Sunday, April 27, 2008

Garage Sale Season Is Officially OPEN!

Spring, in and of itself is perfectly lovely. The weather gets warm, we get nice afternoon rain showers which always seem to persuade me to take a nap, I get to work in the yard, and best of all, I can boot the boys outside and not have to listen to them fighting over the recliner! However, the best part about Spring is the fact that it is the beginning of Garage Sale Season.

This past weekend brought numerous neighborhood sales, which is really all I do-- more bang for your buck, so to speak. I'll admit, I got a bit lazy compared to my normal routine, and decided to pick Amanda up at 8:00, instead of my usual 7:00, and we decided to tackle Eric's mom's neighborhood sale. For one thing, this neighborhood is massive, and I can't tell you how many times (even with as many times as I've been in and around that neighborhood-- either visiting my inlaws, or HELL-- I went to elementary school there, so you would THINK I would be pretty familiar with the place) we got turned around.

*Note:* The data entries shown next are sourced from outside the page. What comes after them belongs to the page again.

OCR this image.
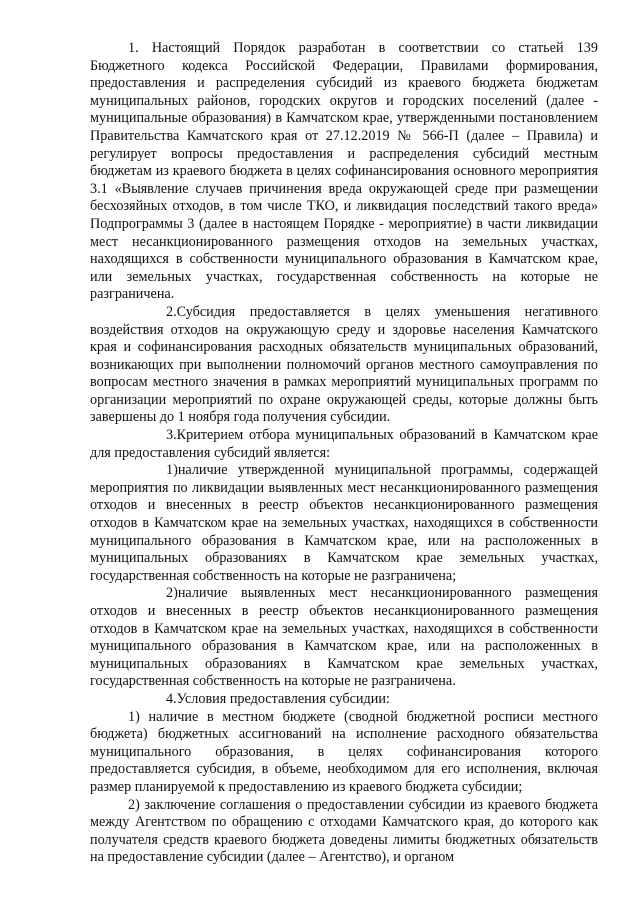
1. Настоящий Порядок разработан в соответствии со статьей 139 Бюджетного кодекса Российской Федерации, Правилами формирования, предоставления и распределения субсидий из краевого бюджета бюджетам муниципальных районов, городских округов и городских поселений (далее - муниципальные образования) в Камчатском крае, утвержденными постановлением Правительства Камчатского края от 27.12.2019 № 566-П (далее – Правила) и регулирует вопросы предоставления и распределения субсидий местным бюджетам из краевого бюджета в целях софинансирования основного мероприятия 3.1 «Выявление случаев причинения вреда окружающей среде при размещении бесхозяйных отходов, в том числе ТКО, и ликвидация последствий такого вреда» Подпрограммы 3 (далее в настоящем Порядке - мероприятие) в части ликвидации мест несанкционированного размещения отходов на земельных участках, находящихся в собственности муниципального образования в Камчатском крае, или земельных участках, государственная собственность на которые не разграничена.

2.Субсидия предоставляется в целях уменьшения негативного воздействия отходов на окружающую среду и здоровье населения Камчатского края и софинансирования расходных обязательств муниципальных образований, возникающих при выполнении полномочий органов местного самоуправления по вопросам местного значения в рамках мероприятий муниципальных программ по организации мероприятий по охране окружающей среды, которые должны быть завершены до 1 ноября года получения субсидии.

3.Критерием отбора муниципальных образований в Камчатском крае для предоставления субсидий является:

1)наличие утвержденной муниципальной программы, содержащей мероприятия по ликвидации выявленных мест несанкционированного размещения отходов и внесенных в реестр объектов несанкционированного размещения отходов в Камчатском крае на земельных участках, находящихся в собственности муниципального образования в Камчатском крае, или на расположенных в муниципальных образованиях в Камчатском крае земельных участках, государственная собственность на которые не разграничена;

2)наличие выявленных мест несанкционированного размещения отходов и внесенных в реестр объектов несанкционированного размещения отходов в Камчатском крае на земельных участках, находящихся в собственности муниципального образования в Камчатском крае, или на расположенных в муниципальных образованиях в Камчатском крае земельных участках, государственная собственность на которые не разграничена.

4.Условия предоставления субсидии:

1) наличие в местном бюджете (сводной бюджетной росписи местного бюджета) бюджетных ассигнований на исполнение расходного обязательства муниципального образования, в целях софинансирования которого предоставляется субсидия, в объеме, необходимом для его исполнения, включая размер планируемой к предоставлению из краевого бюджета субсидии;

2) заключение соглашения о предоставлении субсидии из краевого бюджета между Агентством по обращению с отходами Камчатского края, до которого как получателя средств краевого бюджета доведены лимиты бюджетных обязательств на предоставление субсидии (далее – Агентство), и органом
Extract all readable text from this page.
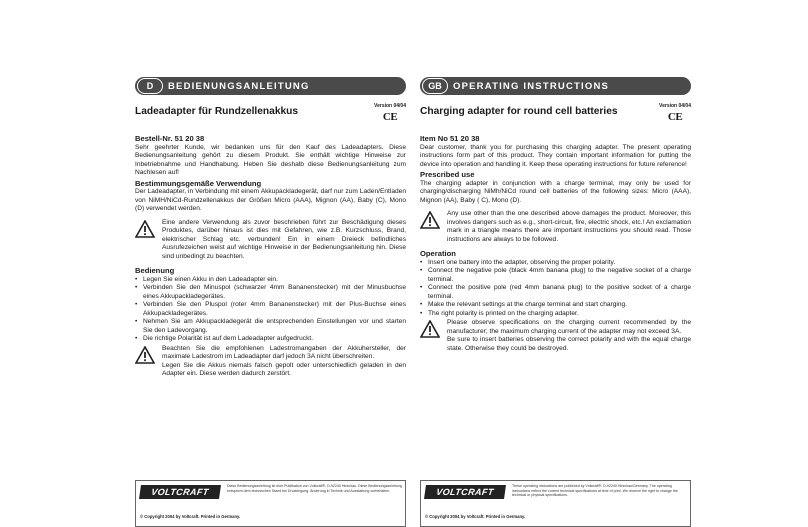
D	BEDIENUNGSANLEITUNG
Ladeadapter für Rundzellenakkus	Version 04/04
CE
Bestell-Nr. 51 20 38
Sehr geehrter Kunde, wir bedanken uns für den Kauf des Ladeadapters. Diese Bedienungsanleitung gehört zu diesem Produkt. Sie enthält wichtige Hinweise zur Inbetriebnahme und Handhabung. Heben Sie deshalb diese Bedienungsanleitung zum Nachlesen auf!
Bestimmungsgemäße Verwendung
Der Ladeadapter, in Verbindung mit einem Akkupackladegerät, darf nur zum Laden/Entladen von NiMH/NiCd-Rundzellenakkus der Größen Micro (AAA), Mignon (AA), Baby (C), Mono (D) verwendet werden.
Eine andere Verwendung als zuvor beschrieben führt zur Beschädigung dieses Produktes, darüber hinaus ist dies mit Gefahren, wie z.B. Kurzschluss, Brand, elektrischer Schlag etc. verbunden! Ein in einem Dreieck befindliches Ausrufezeichen weist auf wichtige Hinweise in der Bedienungsanleitung hin. Diese sind unbedingt zu beachten.
Bedienung
• Legen Sie einen Akku in den Ladeadapter ein.
• Verbinden Sie den Minuspol (schwarzer 4mm Bananenstecker) mit der Minusbuchse eines Akkupackladegerätes.
• Verbinden Sie den Pluspol (roter 4mm Bananenstecker) mit der Plus-Buchse eines Akkupackladegerätes.
• Nehmen Sie am Akkupackladegerät die entsprechenden Einstellungen vor und starten Sie den Ladevorgang.
• Die richtige Polarität ist auf dem Ladeadapter aufgedruckt.
Beachten Sie die empfohlenen Ladestromangaben der Akkuhersteller, der maximale Ladestrom im Ladeadapter darf jedoch 3A nicht überschreiten.
Legen Sie die Akkus niemals falsch gepolt oder unterschiedlich geladen in den Adapter ein. Diese werden dadurch zerstört.
VOLTCRAFT
Diese Bedienungsanleitung ist eine Publikation von Voltcraft®. D-92240 Hirschau. Diese Bedienungsanleitung entspricht dem technischen Stand bei Drucklegung. Änderung in Technik und Ausstattung vorbehalten.
© Copyright 2004 by Voltcraft. Printed in Germany.
GB	OPERATING INSTRUCTIONS
Charging adapter for round cell batteries	Version 04/04
CE
Item No 51 20 38
Dear customer, thank you for purchasing this charging adapter. The present operating instructions form part of this product. They contain important information for putting the device into operation and handling it. Keep these operating instructions for future reference!
Prescribed use
The charging adapter in conjunction with a charge terminal, may only be used for charging/discharging NiMh/NiCd round cell batteries of the following sizes: Micro (AAA), Mignon (AA), Baby ( C), Mono (D).
Any use other than the one described above damages the product. Moreover, this involves dangers such as e.g., short-circuit, fire, electric shock, etc.! An exclamation mark in a triangle means there are important instructions you should read. Those instructions are always to be followed.
Operation
• Insert one battery into the adapter, observing the proper polarity.
• Connect the negative pole (black 4mm banana plug) to the negative socket of a charge terminal.
• Connect the positive pole (red 4mm banana plug) to the positive socket of a charge terminal.
• Make the relevant settings at the charge terminal and start charging.
• The right polarity is printed on the charging adapter.
Please observe specifications on the charging current recommended by the manufacturer; the maximum charging current of the adapter may not exceed 3A.
Be sure to insert batteries observing the correct polarity and with the equal charge state. Otherwise they could be destroyed.
VOLTCRAFT
These operating instructions are published by Voltcraft®. D-92240 Hirschau/Germany. The operating instructions reflect the current technical specifications at time of print. We reserve the right to change the technical or physical specifications.
© Copyright 2004 by Voltcraft. Printed in Germany.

Anyway, we scored some good deals, and oddly enough, I managed to find some cute clothes, which I rarely look for, much less find at these things. I can't recall a time when I've nabbed a beautiful light-green, short-sleeved angora sweater from Banana Republic for a whopping $1.00! Amanda was also quick to inform me that it had a "condom pocket" on the chest, which interestingly enough, was an entirely foreign term to me, but hey, you learn something new everyday.

I also managed (please do anything and everything to contain your laughter) to find a pair of red-red, pointy-toed women's cowboy boots! Now, normally I would never, EVER buy or wear cowboy boots, but these just kicked ass. I'm sorry, but they did. They were just sassy, and really didn't give off that whole cowboy-boot-hey-I'm-a-redneck-hoochie kind of vibe, so I bought them. They rock, and I really wish I would've had them for the Bon Jovi concert. That would've kicked ass. The first time I wear them, I will post pictures for your amusement.

What else? Oh, I got this great iron bird feeder dish on a pedestal that is this fantastic brick red color, so it will match my front door. I also found a divided serving bowl that matches some really fun retro dishes that I bought at an antique store back in college. I've been working on finding a complete set without resorting to paying eBay prices, so I was thrilled to get this bowl for $1.00. There were two really great things that came along with this bowl-- #1: Apparently, the lady brought it all the way from Boston, and you just can't beat that (talk about fate!), and #2: The lady asked me, "You're not from Oklahoma, are you?" THAT absolutely MADE MY DAY! I know I should probably be more proud of where I'm from, but apparently I gave this lady the impression that I was far too awesome to be from middle-America and that made me happy! Amanda couldn't stop laughing.

However, that lovely compliment was quickly shot down after another woman, and her elderly mother began commenting on my hair. I've recently let it go curly again (loose curls, nothing kinky-- good lord), and these two women loved it. Now, I'm sure you're asking, "Well, what's bad about that?" Okay, let me explain something-- when a middle-aged woman and her elderly mother refer to your hairstyle as "precious" you have to start questioning yourself a bit. I mean, as it is, sometimes when I style my hair now, I feel like I'm walking a very thin line between Little Orphan Annie and Old Lady Hair. 99% of the time, I'm successful at falling into neither category, but their comments certainly got me wondering. I mean, at nearly 30 years-old, do I want to be referred to as "precious"? Kittens are "precious"-- newborn babies, even, but my hair? Shoot me now.

Ugh, I'm tired. Way too tired for a witty conclusion, I'm sorry. Plus, I have to sit down and watch a couple of episodes of season six of "Sex and the City" so that I'm good and caught-up by the time the movie comes out next month!

1 comments:

Heather said...

Wahoo. I'm jealous. FL garage sales suck. I need to go back to NJ!